Execute async request inside .map loop in correct order

1.5k views Asked by At

I'm struggling with .map loop and async function inside. I use request-promise for async requests.

  import * as rp from 'request-promise';

  const testArray = ['one', 'two', 'three'];
  const link = 'https://somelink.com/';

  const test = testArray.map(async (elem) => {
    console.log('before', elem);

    await rp.get(link)
      .then(async () => {
        console.log('success');
      });

    console.log('after', elem);
  });

  Promise.all(test);

The output of this code:

before one
before two
before three
success
after one
success
after three
success
after two

What I need is that the code to execute in the correct order with output like this:

before one
success
after one
before two
success
after two
before three
success
after three

Can't figure out what am I doing wrong. Please help.

1

There are 1 answers

2
jfriend00 On BEST ANSWER

.map() is NOT async aware. It will not pause its loop for an await in the callback function you pass it. Instead, the await will just immediately cause the async function to return an unresolved promise and the .map() will go right ahead with the other iterations of the loop. As you already seem to know the resulting array from .map() will just be an array of those promises.
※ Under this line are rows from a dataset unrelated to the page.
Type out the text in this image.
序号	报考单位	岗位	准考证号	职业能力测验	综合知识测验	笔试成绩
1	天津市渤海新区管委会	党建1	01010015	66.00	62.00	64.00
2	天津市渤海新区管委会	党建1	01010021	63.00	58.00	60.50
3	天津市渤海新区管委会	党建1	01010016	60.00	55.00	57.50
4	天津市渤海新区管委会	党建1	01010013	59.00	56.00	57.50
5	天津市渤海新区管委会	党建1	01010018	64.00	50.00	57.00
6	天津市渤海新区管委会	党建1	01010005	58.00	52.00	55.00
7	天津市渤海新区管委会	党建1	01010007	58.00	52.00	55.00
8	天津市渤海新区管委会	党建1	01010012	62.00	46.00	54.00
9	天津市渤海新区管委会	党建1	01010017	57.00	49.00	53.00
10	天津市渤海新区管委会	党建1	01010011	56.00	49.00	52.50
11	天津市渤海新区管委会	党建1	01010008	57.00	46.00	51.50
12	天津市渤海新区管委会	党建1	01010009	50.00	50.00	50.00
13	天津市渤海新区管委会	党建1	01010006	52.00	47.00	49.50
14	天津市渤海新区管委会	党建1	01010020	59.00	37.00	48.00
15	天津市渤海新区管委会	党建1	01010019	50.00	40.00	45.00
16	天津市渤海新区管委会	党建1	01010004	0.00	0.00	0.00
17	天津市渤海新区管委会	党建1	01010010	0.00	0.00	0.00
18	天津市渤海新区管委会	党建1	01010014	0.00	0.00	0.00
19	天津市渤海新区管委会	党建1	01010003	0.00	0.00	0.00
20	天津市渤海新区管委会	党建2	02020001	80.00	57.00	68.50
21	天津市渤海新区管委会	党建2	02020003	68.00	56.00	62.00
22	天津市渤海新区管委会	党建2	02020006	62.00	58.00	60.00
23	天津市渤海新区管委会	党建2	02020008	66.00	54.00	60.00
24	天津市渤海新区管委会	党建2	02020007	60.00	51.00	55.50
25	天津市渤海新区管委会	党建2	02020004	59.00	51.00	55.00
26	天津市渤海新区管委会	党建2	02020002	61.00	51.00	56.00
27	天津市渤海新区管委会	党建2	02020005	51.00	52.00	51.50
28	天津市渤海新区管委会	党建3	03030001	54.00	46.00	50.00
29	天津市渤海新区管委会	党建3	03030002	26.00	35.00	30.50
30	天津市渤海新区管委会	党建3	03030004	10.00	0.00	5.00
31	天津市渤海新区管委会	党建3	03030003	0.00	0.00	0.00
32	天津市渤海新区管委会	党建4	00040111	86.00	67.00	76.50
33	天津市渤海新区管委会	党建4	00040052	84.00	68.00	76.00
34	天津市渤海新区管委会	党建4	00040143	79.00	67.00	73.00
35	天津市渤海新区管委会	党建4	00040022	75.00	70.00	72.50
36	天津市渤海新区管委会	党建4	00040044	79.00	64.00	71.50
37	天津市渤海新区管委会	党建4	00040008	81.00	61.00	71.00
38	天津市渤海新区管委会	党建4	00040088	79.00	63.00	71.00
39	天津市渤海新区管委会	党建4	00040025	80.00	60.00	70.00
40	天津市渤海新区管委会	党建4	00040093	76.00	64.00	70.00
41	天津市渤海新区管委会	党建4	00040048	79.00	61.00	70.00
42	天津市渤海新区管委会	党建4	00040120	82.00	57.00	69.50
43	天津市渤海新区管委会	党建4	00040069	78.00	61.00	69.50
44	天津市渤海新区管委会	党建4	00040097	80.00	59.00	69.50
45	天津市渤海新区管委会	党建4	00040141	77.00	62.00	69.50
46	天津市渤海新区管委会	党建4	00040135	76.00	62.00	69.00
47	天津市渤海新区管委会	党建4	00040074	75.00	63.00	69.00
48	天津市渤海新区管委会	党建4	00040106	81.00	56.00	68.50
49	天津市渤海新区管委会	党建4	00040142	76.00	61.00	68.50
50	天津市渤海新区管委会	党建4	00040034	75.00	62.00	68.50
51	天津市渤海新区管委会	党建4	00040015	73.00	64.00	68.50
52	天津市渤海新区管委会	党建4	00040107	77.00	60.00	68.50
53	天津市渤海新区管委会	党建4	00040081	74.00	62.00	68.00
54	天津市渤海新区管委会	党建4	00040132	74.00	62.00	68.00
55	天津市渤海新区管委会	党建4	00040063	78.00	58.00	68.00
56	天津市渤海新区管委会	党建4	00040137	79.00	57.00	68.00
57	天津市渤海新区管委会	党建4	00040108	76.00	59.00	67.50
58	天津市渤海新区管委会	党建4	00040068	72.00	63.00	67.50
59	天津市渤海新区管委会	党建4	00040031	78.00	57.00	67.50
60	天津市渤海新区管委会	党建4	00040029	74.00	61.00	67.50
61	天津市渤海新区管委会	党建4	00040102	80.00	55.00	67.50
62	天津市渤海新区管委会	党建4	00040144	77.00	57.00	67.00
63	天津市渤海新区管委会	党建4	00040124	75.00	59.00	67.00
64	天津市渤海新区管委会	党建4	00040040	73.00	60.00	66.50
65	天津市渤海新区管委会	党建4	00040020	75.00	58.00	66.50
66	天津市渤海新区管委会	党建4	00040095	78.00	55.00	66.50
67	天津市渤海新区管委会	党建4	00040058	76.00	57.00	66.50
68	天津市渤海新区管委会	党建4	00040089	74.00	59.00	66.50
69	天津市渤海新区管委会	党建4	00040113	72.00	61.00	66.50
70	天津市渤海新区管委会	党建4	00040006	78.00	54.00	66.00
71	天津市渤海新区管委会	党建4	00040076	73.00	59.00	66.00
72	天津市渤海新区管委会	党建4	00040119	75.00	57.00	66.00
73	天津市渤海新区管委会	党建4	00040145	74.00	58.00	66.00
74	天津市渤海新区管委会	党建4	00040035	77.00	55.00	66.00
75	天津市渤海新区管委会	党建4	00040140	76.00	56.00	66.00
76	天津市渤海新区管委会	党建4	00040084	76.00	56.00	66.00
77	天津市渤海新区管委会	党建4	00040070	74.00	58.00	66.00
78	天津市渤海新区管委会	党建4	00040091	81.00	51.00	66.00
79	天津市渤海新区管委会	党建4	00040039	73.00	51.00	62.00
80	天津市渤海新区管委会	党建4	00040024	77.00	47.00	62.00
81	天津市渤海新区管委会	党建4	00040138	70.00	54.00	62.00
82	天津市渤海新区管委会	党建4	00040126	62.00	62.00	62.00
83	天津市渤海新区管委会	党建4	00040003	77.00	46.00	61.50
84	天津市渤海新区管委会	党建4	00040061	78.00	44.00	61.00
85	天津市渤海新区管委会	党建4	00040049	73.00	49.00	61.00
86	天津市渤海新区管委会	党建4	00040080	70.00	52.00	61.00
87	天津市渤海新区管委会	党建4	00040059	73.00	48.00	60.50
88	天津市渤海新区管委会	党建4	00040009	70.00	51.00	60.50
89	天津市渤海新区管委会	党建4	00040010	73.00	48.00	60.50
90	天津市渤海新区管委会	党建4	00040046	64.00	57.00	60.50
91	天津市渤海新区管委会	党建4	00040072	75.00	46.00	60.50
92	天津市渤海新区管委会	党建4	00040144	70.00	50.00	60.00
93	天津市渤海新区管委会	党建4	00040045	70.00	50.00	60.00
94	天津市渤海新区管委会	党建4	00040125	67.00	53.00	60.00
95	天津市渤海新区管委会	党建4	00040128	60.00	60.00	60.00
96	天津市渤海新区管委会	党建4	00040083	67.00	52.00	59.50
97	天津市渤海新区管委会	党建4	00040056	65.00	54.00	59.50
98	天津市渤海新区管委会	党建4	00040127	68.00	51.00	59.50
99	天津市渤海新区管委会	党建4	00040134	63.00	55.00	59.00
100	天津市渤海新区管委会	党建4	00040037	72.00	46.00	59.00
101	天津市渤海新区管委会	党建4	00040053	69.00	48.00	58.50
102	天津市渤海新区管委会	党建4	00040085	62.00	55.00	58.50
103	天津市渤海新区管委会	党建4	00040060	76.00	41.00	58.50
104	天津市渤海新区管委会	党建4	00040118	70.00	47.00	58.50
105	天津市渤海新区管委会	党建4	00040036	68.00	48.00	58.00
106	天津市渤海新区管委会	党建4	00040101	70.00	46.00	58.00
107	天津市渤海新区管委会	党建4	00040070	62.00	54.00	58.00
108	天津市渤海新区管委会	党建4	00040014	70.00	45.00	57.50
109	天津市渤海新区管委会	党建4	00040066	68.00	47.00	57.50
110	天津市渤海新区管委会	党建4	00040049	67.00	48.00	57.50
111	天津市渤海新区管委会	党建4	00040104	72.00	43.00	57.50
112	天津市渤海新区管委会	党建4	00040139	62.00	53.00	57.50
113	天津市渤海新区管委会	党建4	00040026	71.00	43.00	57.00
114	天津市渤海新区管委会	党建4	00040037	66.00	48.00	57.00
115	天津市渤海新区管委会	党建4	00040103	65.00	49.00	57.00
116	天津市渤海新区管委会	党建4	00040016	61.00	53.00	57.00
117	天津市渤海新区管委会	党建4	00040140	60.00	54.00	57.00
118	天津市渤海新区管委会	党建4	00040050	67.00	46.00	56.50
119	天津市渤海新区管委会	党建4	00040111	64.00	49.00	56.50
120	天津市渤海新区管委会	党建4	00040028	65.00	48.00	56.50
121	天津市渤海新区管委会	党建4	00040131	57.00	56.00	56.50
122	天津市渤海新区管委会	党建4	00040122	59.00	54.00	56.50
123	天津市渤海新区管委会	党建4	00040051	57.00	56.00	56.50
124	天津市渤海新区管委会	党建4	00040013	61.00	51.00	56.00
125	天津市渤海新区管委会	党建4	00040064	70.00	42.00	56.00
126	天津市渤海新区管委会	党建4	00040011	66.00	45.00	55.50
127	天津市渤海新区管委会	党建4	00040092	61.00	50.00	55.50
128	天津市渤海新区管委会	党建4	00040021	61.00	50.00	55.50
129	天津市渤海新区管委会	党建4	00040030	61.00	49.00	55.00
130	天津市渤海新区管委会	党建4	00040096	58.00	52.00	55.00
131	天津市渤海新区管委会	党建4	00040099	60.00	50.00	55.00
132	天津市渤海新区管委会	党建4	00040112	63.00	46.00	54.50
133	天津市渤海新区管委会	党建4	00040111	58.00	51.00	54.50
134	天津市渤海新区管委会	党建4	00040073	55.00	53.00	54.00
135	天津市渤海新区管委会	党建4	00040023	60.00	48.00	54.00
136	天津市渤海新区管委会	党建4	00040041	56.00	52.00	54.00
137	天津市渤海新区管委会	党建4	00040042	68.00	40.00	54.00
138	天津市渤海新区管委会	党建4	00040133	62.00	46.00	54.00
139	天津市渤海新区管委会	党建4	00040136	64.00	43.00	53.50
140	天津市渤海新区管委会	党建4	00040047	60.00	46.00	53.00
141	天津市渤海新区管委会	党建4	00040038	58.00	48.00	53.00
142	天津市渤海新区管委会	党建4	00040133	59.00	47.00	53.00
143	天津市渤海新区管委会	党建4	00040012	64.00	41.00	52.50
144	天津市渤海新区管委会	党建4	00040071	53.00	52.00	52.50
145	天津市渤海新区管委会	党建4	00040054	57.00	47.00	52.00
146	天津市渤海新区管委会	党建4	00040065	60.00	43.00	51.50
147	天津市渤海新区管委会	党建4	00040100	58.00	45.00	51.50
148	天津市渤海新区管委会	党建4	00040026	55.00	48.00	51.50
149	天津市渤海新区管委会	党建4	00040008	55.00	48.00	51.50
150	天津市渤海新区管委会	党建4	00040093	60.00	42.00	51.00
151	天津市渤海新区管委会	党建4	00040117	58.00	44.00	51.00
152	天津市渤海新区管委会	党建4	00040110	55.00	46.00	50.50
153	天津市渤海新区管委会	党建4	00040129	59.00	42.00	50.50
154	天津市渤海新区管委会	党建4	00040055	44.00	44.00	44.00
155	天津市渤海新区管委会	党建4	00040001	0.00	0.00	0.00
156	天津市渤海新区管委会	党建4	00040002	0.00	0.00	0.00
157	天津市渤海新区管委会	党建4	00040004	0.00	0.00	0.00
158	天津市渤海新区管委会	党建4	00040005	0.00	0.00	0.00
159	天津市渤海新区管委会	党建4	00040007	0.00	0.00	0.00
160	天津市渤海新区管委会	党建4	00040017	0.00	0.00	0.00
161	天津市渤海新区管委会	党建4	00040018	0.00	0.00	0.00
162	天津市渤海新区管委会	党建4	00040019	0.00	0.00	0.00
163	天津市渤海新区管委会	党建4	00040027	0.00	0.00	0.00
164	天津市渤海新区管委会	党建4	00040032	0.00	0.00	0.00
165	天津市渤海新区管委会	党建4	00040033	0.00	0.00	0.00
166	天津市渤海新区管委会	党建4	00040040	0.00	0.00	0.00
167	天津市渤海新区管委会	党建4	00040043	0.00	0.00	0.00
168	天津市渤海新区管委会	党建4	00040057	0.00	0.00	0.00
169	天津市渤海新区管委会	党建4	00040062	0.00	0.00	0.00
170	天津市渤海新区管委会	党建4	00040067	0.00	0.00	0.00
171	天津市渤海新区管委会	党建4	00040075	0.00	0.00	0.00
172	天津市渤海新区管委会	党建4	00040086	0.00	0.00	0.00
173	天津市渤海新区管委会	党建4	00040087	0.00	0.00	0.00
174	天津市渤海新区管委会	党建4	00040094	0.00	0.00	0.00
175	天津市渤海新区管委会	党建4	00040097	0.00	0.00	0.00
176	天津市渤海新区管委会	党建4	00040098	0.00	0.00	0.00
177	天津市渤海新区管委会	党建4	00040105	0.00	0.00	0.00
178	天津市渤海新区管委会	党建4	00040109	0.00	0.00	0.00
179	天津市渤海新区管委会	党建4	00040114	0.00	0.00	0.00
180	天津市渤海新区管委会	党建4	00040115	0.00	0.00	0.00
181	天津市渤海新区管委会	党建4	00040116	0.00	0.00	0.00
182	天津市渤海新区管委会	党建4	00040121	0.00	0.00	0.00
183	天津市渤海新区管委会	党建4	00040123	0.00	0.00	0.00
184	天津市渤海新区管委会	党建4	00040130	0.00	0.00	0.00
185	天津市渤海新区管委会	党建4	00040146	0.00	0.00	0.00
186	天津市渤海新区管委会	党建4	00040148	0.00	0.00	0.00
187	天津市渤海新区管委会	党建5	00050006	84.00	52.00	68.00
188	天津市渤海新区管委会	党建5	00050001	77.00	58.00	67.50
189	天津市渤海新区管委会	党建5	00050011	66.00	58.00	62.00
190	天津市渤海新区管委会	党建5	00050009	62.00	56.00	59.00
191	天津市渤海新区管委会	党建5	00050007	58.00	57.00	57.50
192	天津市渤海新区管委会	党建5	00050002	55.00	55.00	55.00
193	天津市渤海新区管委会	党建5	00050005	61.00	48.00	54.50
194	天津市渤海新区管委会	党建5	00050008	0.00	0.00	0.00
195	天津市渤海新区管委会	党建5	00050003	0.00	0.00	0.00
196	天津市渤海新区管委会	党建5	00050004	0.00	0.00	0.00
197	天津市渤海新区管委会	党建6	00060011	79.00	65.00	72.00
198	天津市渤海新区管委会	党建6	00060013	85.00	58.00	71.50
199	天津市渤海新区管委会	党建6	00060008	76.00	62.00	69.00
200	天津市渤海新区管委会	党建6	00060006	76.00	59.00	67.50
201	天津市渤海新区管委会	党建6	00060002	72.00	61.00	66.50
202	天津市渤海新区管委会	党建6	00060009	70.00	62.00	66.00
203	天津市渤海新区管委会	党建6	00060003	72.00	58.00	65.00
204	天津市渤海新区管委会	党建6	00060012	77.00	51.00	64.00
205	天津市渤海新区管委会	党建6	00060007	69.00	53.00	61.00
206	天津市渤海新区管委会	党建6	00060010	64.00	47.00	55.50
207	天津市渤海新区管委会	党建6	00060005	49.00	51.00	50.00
If you want the loop to pause and wait for the await, so you can truly sequence your asynchronous operations, then use a plain for loop, not a .map() loop.

 import * as rp from 'request-promise';

  const testArray = ['one', 'two', 'three'];
  const link = 'https://somelink.com/';

  for (let elem of testArray) {
    console.log('before', elem);

    await rp.get(link)
      .then(async () => {
        console.log('success', elem);
      });

    console.log('after', elem);
  });

This will then execute your rp.get() operations in sequence waiting for the first one to complete before the second one is executed. Your .map() loop was executing them all in parallel which means you do not control the order of execution.


FYI, the request() library and the corresponding derivatives of it have been deprecated and will no longer be actively developed to add new features. There is a list of alternatives here that are recommended for all new projects. My favorite is got() which was built from the ground up to use promises, but you can pick whichever one has the features you want and/or an API you like.